Nelle sale a seguire troviamo opere che hanno per tema la vita quotidiana, gli affetti e la famiglia dedicate alla “pittura del vero”: come Il bagno (1884) di Giacomo Favretto; Alle Zattere (1888) di Pietro Fragiacomo; Mattino della domenica (1893 circa) e La signorina Pegolo (1881) di Luigi Nono; Girotondo (1886) di Ettore Tito. Sul mondo del lavoro scorrono altre opere vivaci e ricche di dettagli con protagonisti contadini, lavandaie, raccoglitrici di riso, venditori di animali, sagre e mercati, come La raccolta del riso nelle terre del basso veronese (1878) e Il mercato di Campo San Polo a Venezia in giorno di sabato (1882-1883) di Giacomo Favretto; il malinconico paesaggio Verso sera presso Polcenigo (Friuli) (1873) di Luigi Nono; Lavandaie sul Garda (1888) e Raggi di sole ((1892) di Ettore Tito.
E per chiudere questa triplice sezione di vita quotidiana alcune tele dedicate agli idilli amorosi, un soggetto a metà strada tra il genere e il vero molto amato e frequentato dai pittori del secondo Ottocento: al bellissimo Idillio (1884) di Luigi Nono, si aggiungono tele con indimenticabili figure di giovani fidanzati e sposi di Favretto, Tito, e di Alessando Milesi con un altro Idillio (1882 circa) e Corteggiamento al mercato (1887 circa).
La settima sala è interamente dedicata con opere note e di grande livello a Luigi Nono e offre un focus su una delle opere più celebri del pittore, il Refugium peccatorum. Oltre alle redazioni del 1881 e del 1883, grandi tele condotte ad olio, sono esposti studi, disegni ed altre significative opere di confronto, come Le due madri (1886).

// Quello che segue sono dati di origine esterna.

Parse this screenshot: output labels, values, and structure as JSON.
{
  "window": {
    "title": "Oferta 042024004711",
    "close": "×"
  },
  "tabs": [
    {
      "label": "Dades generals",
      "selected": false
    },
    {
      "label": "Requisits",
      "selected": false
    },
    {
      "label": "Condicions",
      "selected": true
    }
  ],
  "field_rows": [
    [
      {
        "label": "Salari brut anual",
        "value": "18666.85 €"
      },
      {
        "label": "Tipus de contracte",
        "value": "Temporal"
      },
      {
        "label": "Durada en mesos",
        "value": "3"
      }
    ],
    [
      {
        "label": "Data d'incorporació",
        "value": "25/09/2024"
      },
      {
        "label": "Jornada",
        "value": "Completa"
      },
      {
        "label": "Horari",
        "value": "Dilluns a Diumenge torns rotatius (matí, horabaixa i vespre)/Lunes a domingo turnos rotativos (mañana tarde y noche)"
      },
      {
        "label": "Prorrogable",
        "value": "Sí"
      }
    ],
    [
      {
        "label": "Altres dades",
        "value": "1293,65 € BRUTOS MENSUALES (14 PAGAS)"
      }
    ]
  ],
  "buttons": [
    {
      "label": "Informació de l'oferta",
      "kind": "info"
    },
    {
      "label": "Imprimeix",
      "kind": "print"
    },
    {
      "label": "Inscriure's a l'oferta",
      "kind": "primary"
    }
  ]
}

L’ottava e ultima sala della mostra è invece dedicata alle opere realizzate dai medesimi artisti tra la fine degli anni Novanta dell’Ottocento e i primi anni del Novecento, tele di ampio respiro che riflettono il rinnovamento e il cambiamento di gusto indotti nella pittura veneziana dal confronto diretto con la cultura figurativa dei numerosi pittori stranieri che partecipavano alle nostre Biennali Internazionali d’Arte. Spiccano La danza dei pavoni (Eliana) di Mario De Maria (Marius Pictor) che già lascia intravedere i fermenti del simbolismo come ne I monaci dalle occhiaie vuote (Leggenda) e nella splendida Visione antica (1901) di Cesare Laurenti, Il Bucintoro (1902-1903 circa) di Guglielmo Ciardi; Luglio (1894) e Biancheria al vento (1901 circa) di Ettore Tito.